"Raoul" de James Thierrée : plongée au coeur d'une solitude onirique

AFP/Sophie LAUBIE

Danse, acrobatie, mime, théâtre, illusion: à la croisée des genres, "Raoul", le nouveau spectacle de James Thierrée, petit-fils de Charlie Chaplin, met en scène le voyage mental, poétique, d'un homme livré à la solitude.

De grandes voiles de tissu blanc tendues autour de la scène, gonflées par le vent ou éclairées par des halos de lumière, entourent une construction de tubes métalliques, dans laquelle un jeune homme s'agite et danse, se bat avec lui-même et avec les éléments.
Seul dans sa tour, il tente d'avancer, court sur place, tombe et se relève, se heurte au décor et aux objets qui l'entourent -une chaise, un tourne-disque, un violon, un tapis ou un miroir.
Cette création, présentée en première mondiale mardi au Théâtre de Namur en Belgique, est le quatrième spectacle, le premier seul en scène, de cet acteur et acrobate de 34 ans.
Fils de Jean-Baptiste Thierrée et Victoria Chaplin --créateurs des Cirques Bonjour, Imaginaire et Invisible--, James Thierrée a débuté dans le spectacle à quatre ans sous le chapiteau de ses parents.
Entre cirque et théâtre, révélant un univers féérique, ses précédentes créations, "La Symphonie du Hanneton", qui a reçu quatre Molières en 2006, "La Veillée des Abysses" et "Au revoir, parapluie", ont connu un retentissement mondial.
"Raoul" s'inscrit dans la même veine, mais sans les partenaires habituels de l'artiste - cantatrice, contorsionniste ou cascadeur.
Le spectacle mêle performances physiques, humour burlesque, gags sonores ou visuels, mime et aussi passages de danse, plus nombreux que dans ses précédents spectacles, avec une musique toujours très présente.
"Désir, rage, peurs, pirouettes, vertiges, murmures et barrissements se côtoient dans cette boîte que Raoul Pandore ouvrit dans un excès de curiosité", résume James Thierrée.
Son personnage évolue dans un rêve éveillé sans parole, sinon quelques marmonnements, borborygmes d'un homme se parlant à lui-même.
"Homme... Seul, barricadé, blessé, impalpable, insatiable", dit de lui James Thierrée.
"Raoul s'assiège lui-même. Il est à la fois l'attaquant et l'attaqué dans une tour. Il y a des créatures aussi qui l'entourent.
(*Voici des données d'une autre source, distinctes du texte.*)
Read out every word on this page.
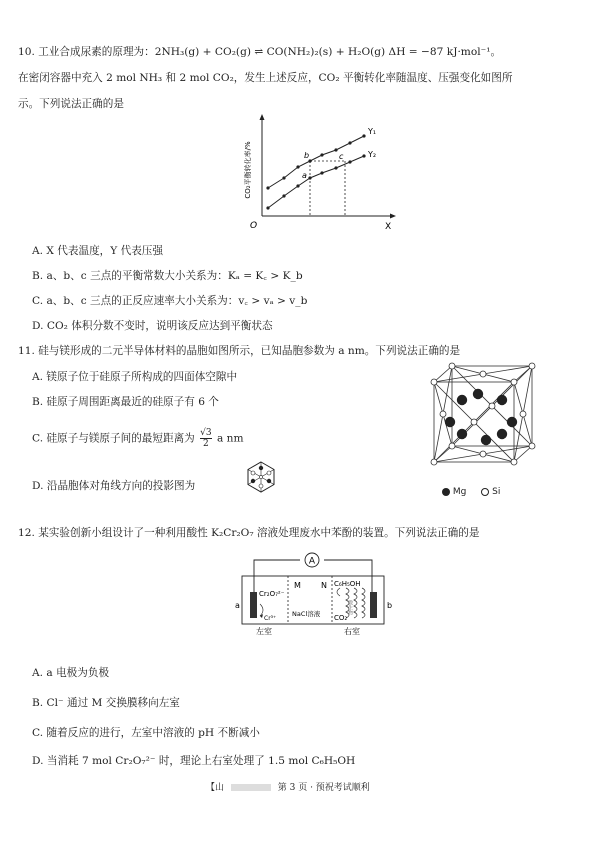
10. 工业合成尿素的原理为：2NH₃(g) + CO₂(g) ⇌ CO(NH₂)₂(s) + H₂O(g) ΔH = −87 kJ·mol⁻¹。
在密闭容器中充入 2 mol NH₃ 和 2 mol CO₂，发生上述反应，CO₂ 平衡转化率随温度、压强变化如图所
示。下列说法正确的是
CO₂平衡转化率/%
X
O
Y₁
Y₂
a
b	c
A. X 代表温度，Y 代表压强
B. a、b、c 三点的平衡常数大小关系为：Kₐ = K꜀ > K_b
C. a、b、c 三点的正反应速率大小关系为：v꜀ > vₐ > v_b
D. CO₂ 体积分数不变时，说明该反应达到平衡状态
11. 硅与镁形成的二元半导体材料的晶胞如图所示，已知晶胞参数为 a nm。下列说法正确的是
A. 镁原子位于硅原子所构成的四面体空隙中
B. 硅原子周围距离最近的硅原子有 6 个
C. 硅原子与镁原子间的最短距离为 $\frac{√3}{2}$ a nm
D. 沿晶胞体对角线方向的投影图为	Mg	Si
12. 某实验创新小组设计了一种利用酸性 K₂Cr₂O₇ 溶液处理废水中苯酚的装置。下列说法正确的是
A
a	b
M	N
Cr₂O₇²⁻
Cr³⁺
C₆H₅OH
CO₂
NaCl溶液	微生物
左室	右室
A. a 电极为负极
B. Cl⁻ 通过 M 交换膜移向左室
C. 随着反应的进行，左室中溶液的 pH 不断减小
D. 当消耗 7 mol Cr₂O₇²⁻ 时，理论上右室处理了 1.5 mol C₆H₅OH
【山	第 3 页 · 预祝考试顺利
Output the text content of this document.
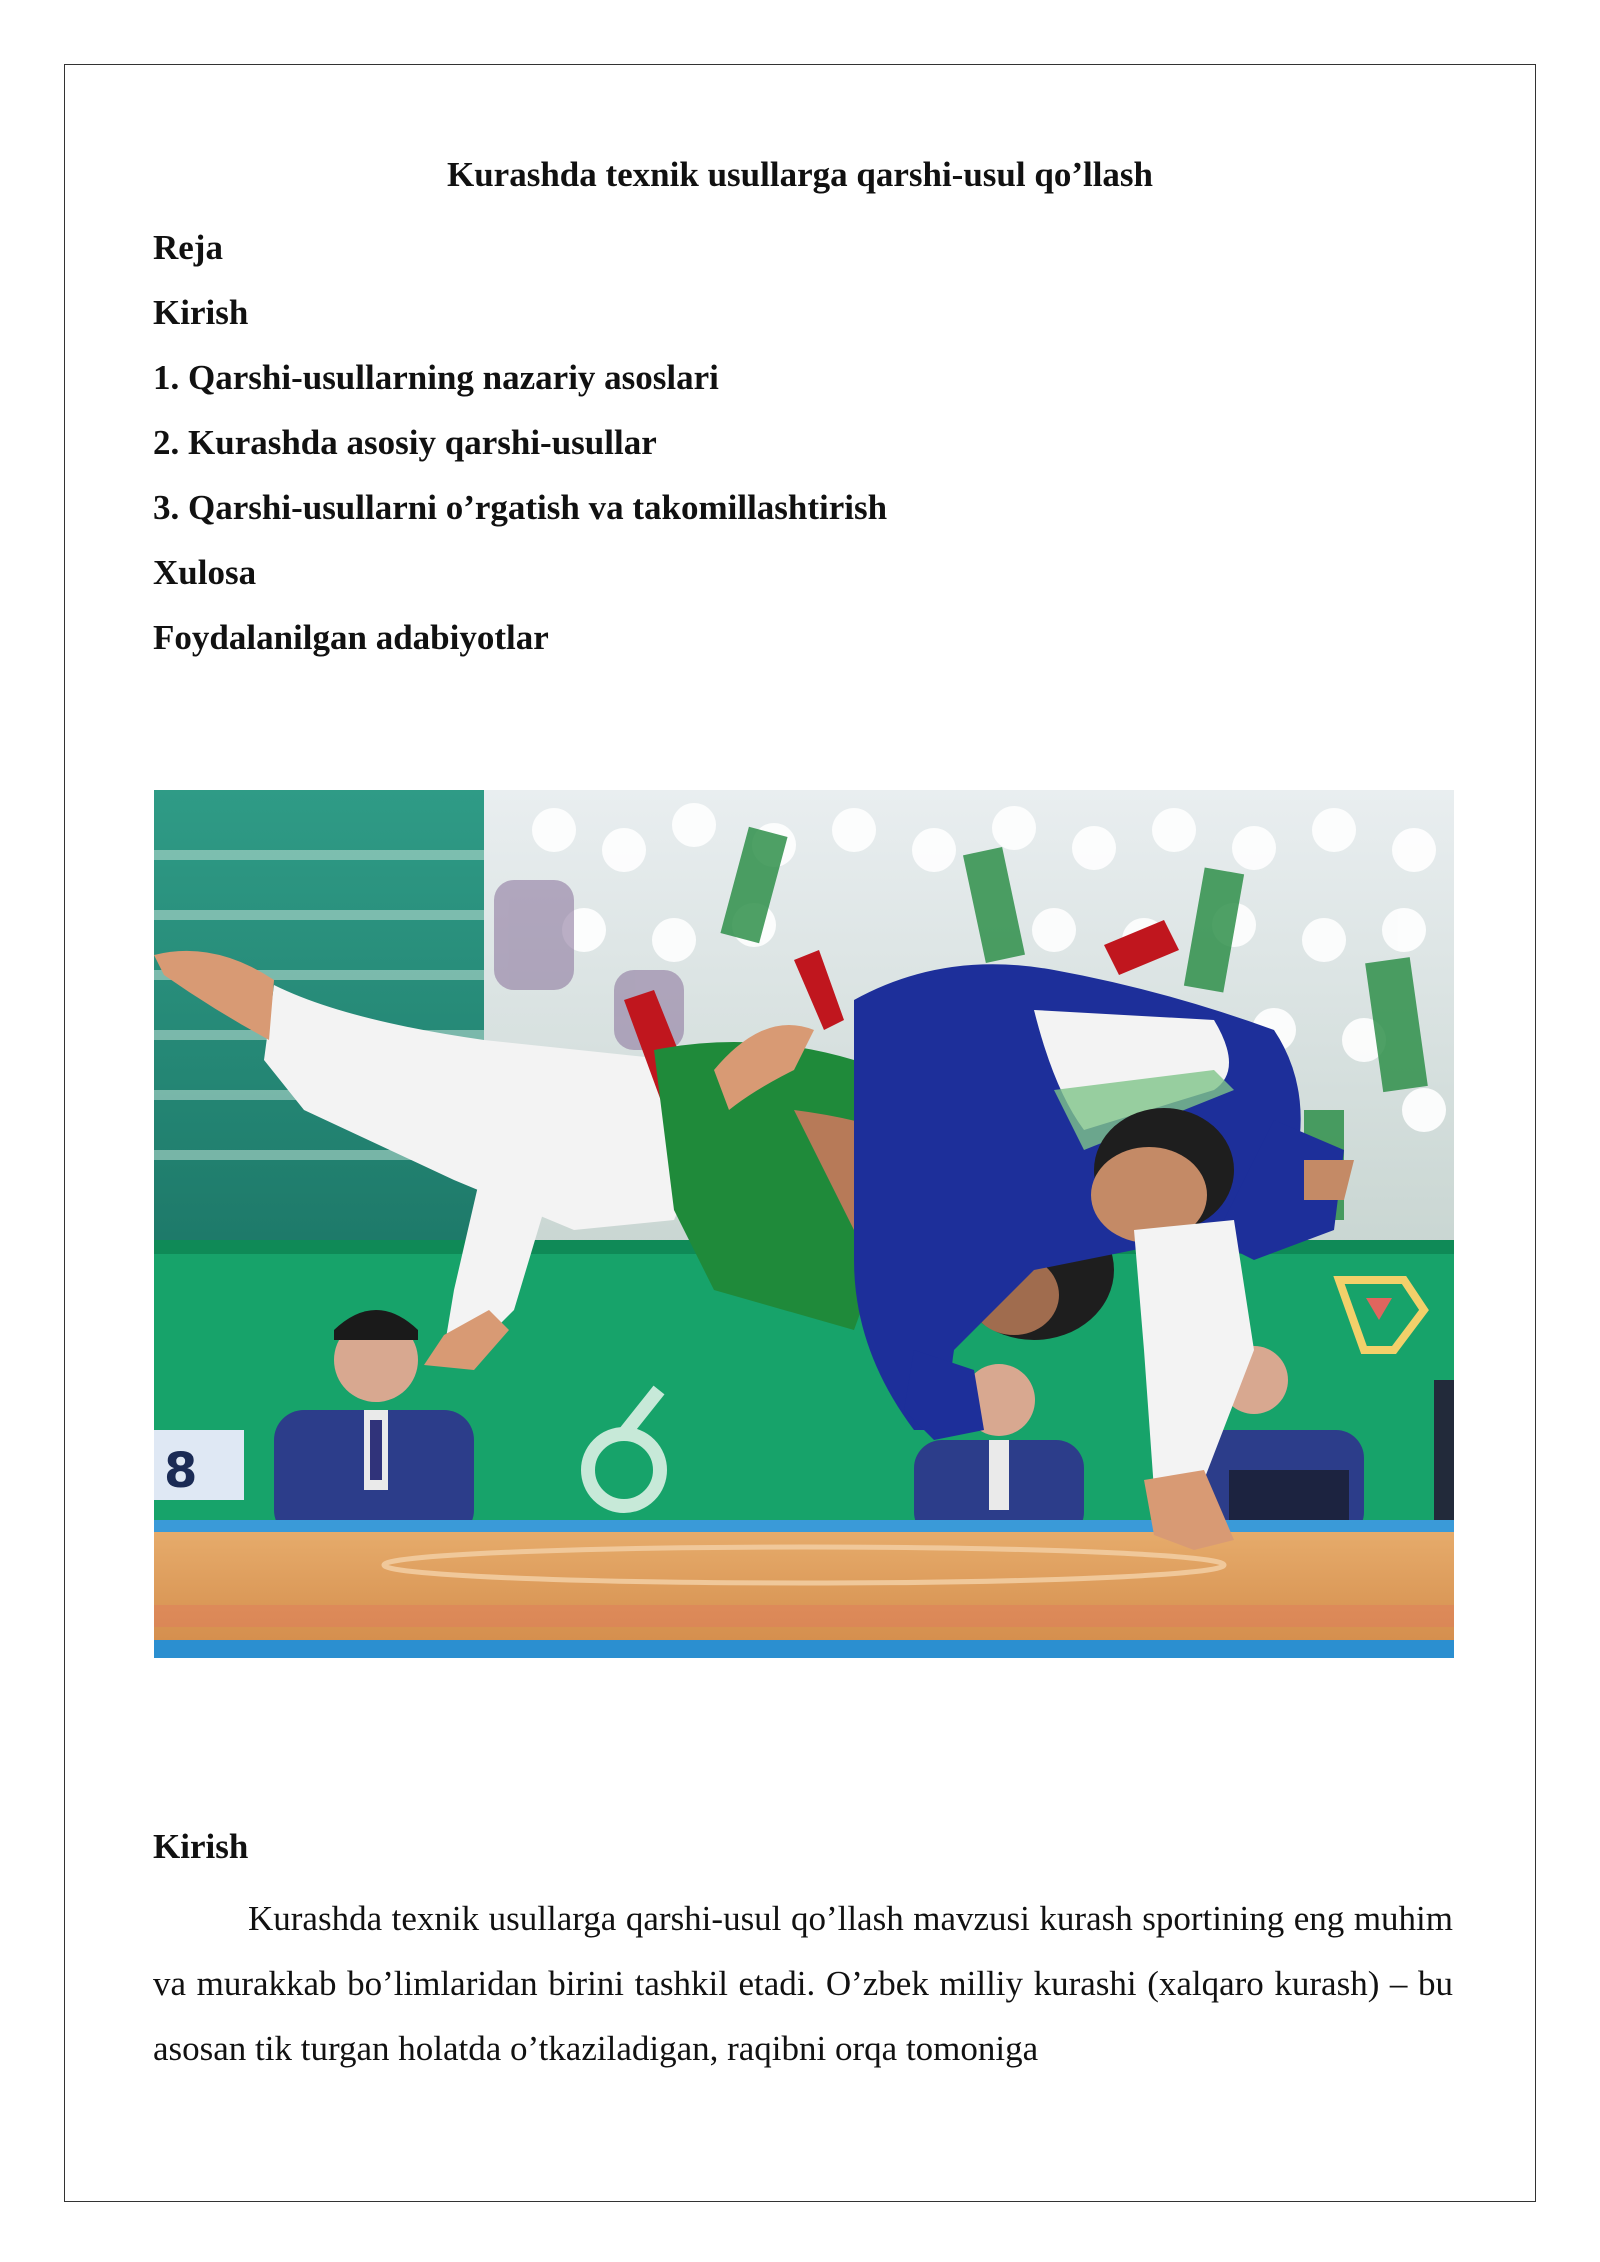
Kurashda texnik usullarga qarshi-usul qo’llash
Reja
Kirish
1. Qarshi-usullarning nazariy asoslari
2. Kurashda asosiy qarshi-usullar
3. Qarshi-usullarni o’rgatish va takomillashtirish
Xulosa
Foydalanilgan adabiyotlar
8
Kirish

Kurashda texnik usullarga qarshi-usul qo’llash mavzusi kurash sportining eng muhim va murakkab bo’limlaridan birini tashkil etadi. O’zbek milliy kurashi (xalqaro kurash) – bu asosan tik turgan holatda o’tkaziladigan, raqibni orqa tomoniga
Ce spectacle est une énigme, une épopée intime", explique l'artiste dans une interview à "La Libre Belgique".
Raoul cherche à comprendre une réalité qui lui échappe, se confronte aux objets et rencontre aussi des créatures étranges, animaux marins ou terrestres, méduse, poisson ou fossile d'oiseau, conçus par la mère de l'artiste, créatrice des costumes et accessoires.
Habituée à métamorphoser des objets du quotidien en animaux imaginaires, Victoria Chaplin conçoit ici des créatures artisanales inspirées du réel qui viennent rendre visite à Raoul et troubler sa solitude, mais l'ouvrir aussi aux autres et à lui-même.
L'artisanat, cher à James Thierrée, se retrouve aussi dans la conception des effets théâtraux, jeux d'ombre et fils que l'on tire, qui permettent à Raoul de s'élever et de tournoyer dans les airs.
Son personnage va aussi à la rencontre du public, que James Thierrée prend soin d'éclairer en rallumant par moments les lumières de la salle.
"Raoul, les doigts crispés sur la rive, n'attend qu'un signal...pour partir à la dérive", dit-il.
"Raoul" est à l'affiche au Théâtre de Namur jusqu'au 8 mai. Le spectacle sera présenté du 19 décembre au 5 janvier prochains à Paris, au Théâtre de la Ville.